Open Mattiabe98 opened 3 years ago
I can easily reproduce the issue on two setups (main and failover node) by simply switching them to "validator" mode (making them use a validator's keystore). When in "fullnode" mode, thus not validating, I don't see the huge amount of disk writes. This could maybe help narrow down the issue..?
As you can see from the pic, this is the amount of data that the Radixdlt node software wrote to the disk in just 5 minutes. 8GB in 5 minutes is 96GB/hour and 2.3TB/day. The writes appear to come in bursts, you can see this behavior in this gif.
The writes also seem highly related to the CPU usage: (they're all writes even though the legend says reads)
This is the SMART report of a new drive that has been used for just a week on a backup node for my Radix validator. 3% wearout in a week..
fatrace -c -f W running for just a few seconds shows lots of writes in the .jdb files.
This is the status of my data folder with the Radix DB.
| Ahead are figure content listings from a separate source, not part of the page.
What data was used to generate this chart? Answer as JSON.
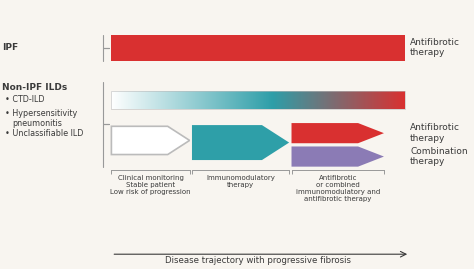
{
  "bg_color": "#f8f5f0",
  "ipf_label": "IPF",
  "non_ipf_label": "Non-IPF ILDs",
  "non_ipf_bullets": [
    "• CTD-ILD",
    "• Hypersensitivity\n  pneumonitis",
    "• Unclassifiable ILD"
  ],
  "antifibrotic_label_ipf": "Antifibrotic\ntherapy",
  "antifibrotic_label": "Antifibrotic\ntherapy",
  "combination_label": "Combination\ntherapy",
  "red_color": "#d93030",
  "teal_color": "#2e9fa8",
  "purple_color": "#8b7bb5",
  "gray_color": "#999999",
  "bottom_labels": [
    "Clinical monitoring\nStable patient\nLow risk of progression",
    "Immunomodulatory\ntherapy",
    "Antifibrotic\nor combined\nimmunomodulatory and\nantifibrotic therapy"
  ],
  "bottom_axis_label": "Disease trajectory with progressive fibrosis",
  "text_color": "#3a3a3a",
  "label_fontsize": 6.5,
  "small_fontsize": 5.8,
  "axis_label_fontsize": 6.2
}
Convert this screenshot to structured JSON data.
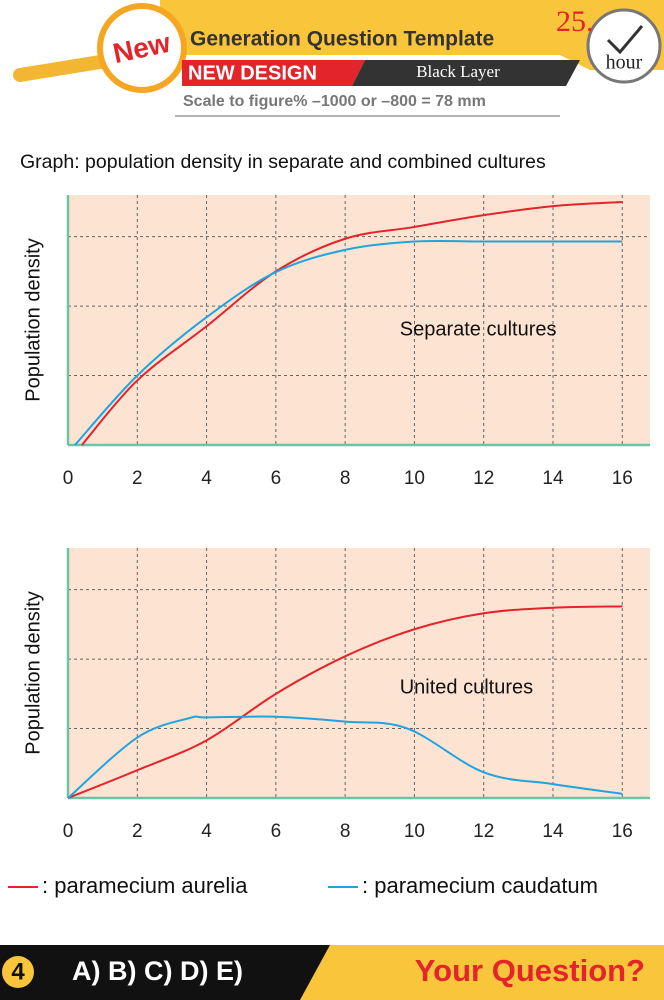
{
  "header": {
    "badge": "New",
    "title": "Generation Question Template",
    "tag": "NEW DESIGN",
    "layer": "Black Layer",
    "scale": "Scale to figure% –1000 or –800 = 78 mm",
    "clock_number": "25.",
    "clock_unit": "hour"
  },
  "question_title": "Graph: population density in separate and combined cultures",
  "chart_data": [
    {
      "type": "line",
      "ylabel": "Population density",
      "annotation": "Separate cultures",
      "xlim": [
        0,
        16.8
      ],
      "xticks": [
        0,
        2,
        4,
        6,
        8,
        10,
        12,
        14,
        16
      ],
      "ylim": [
        0,
        3.6
      ],
      "ygrid": [
        1,
        2,
        3
      ],
      "series": [
        {
          "color": "#e3242b",
          "x": [
            0.4,
            2,
            4,
            6,
            8,
            10,
            12,
            14,
            16
          ],
          "values": [
            0,
            0.93,
            1.71,
            2.5,
            2.97,
            3.14,
            3.31,
            3.44,
            3.5
          ]
        },
        {
          "color": "#1ea5e0",
          "x": [
            0.2,
            2,
            4,
            6,
            8,
            10,
            12,
            14,
            16
          ],
          "values": [
            0,
            1.0,
            1.84,
            2.49,
            2.81,
            2.93,
            2.93,
            2.93,
            2.93
          ]
        }
      ]
    },
    {
      "type": "line",
      "ylabel": "Population density",
      "annotation": "United cultures",
      "xlim": [
        0,
        16.8
      ],
      "xticks": [
        0,
        2,
        4,
        6,
        8,
        10,
        12,
        14,
        16
      ],
      "ylim": [
        0,
        3.6
      ],
      "ygrid": [
        1,
        2,
        3
      ],
      "series": [
        {
          "color": "#e3242b",
          "x": [
            0,
            2,
            4,
            6,
            8,
            10,
            12,
            14,
            16
          ],
          "values": [
            0,
            0.4,
            0.83,
            1.5,
            2.04,
            2.43,
            2.66,
            2.74,
            2.76
          ]
        },
        {
          "color": "#1ea5e0",
          "x": [
            0,
            2,
            3.5,
            4,
            6,
            8,
            9.8,
            12,
            14,
            16
          ],
          "values": [
            0,
            0.87,
            1.15,
            1.16,
            1.17,
            1.1,
            1.0,
            0.37,
            0.2,
            0.06
          ]
        }
      ]
    }
  ],
  "legend": [
    {
      "name": ": paramecium aurelia",
      "color": "#e3242b"
    },
    {
      "name": ": paramecium caudatum",
      "color": "#1ea5e0"
    }
  ],
  "footer": {
    "number": "4",
    "answers": "A) B) C) D) E)",
    "prompt": "Your Question?"
  }
}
Following this Radix docs I created a je.properties file (before the first sync and never changed after).
radixSSD.zip
The attached radixSSD.zip file contains all my je.properties, je.stat, je.info, je.config files for troubleshooting. I've had this issue happen on two different servers, one selfhosted and one on Hetzner, both dedicated servers running Proxmox and the Radix software inside LXC containers. Disabling the archive endpoint has no effect on the disk I/O. I also tried changing the logging to debug for more info but I got nothing useful. Changing to error also had no change.
If any other kind of information is needed please don't hesitate to ask. Thank you.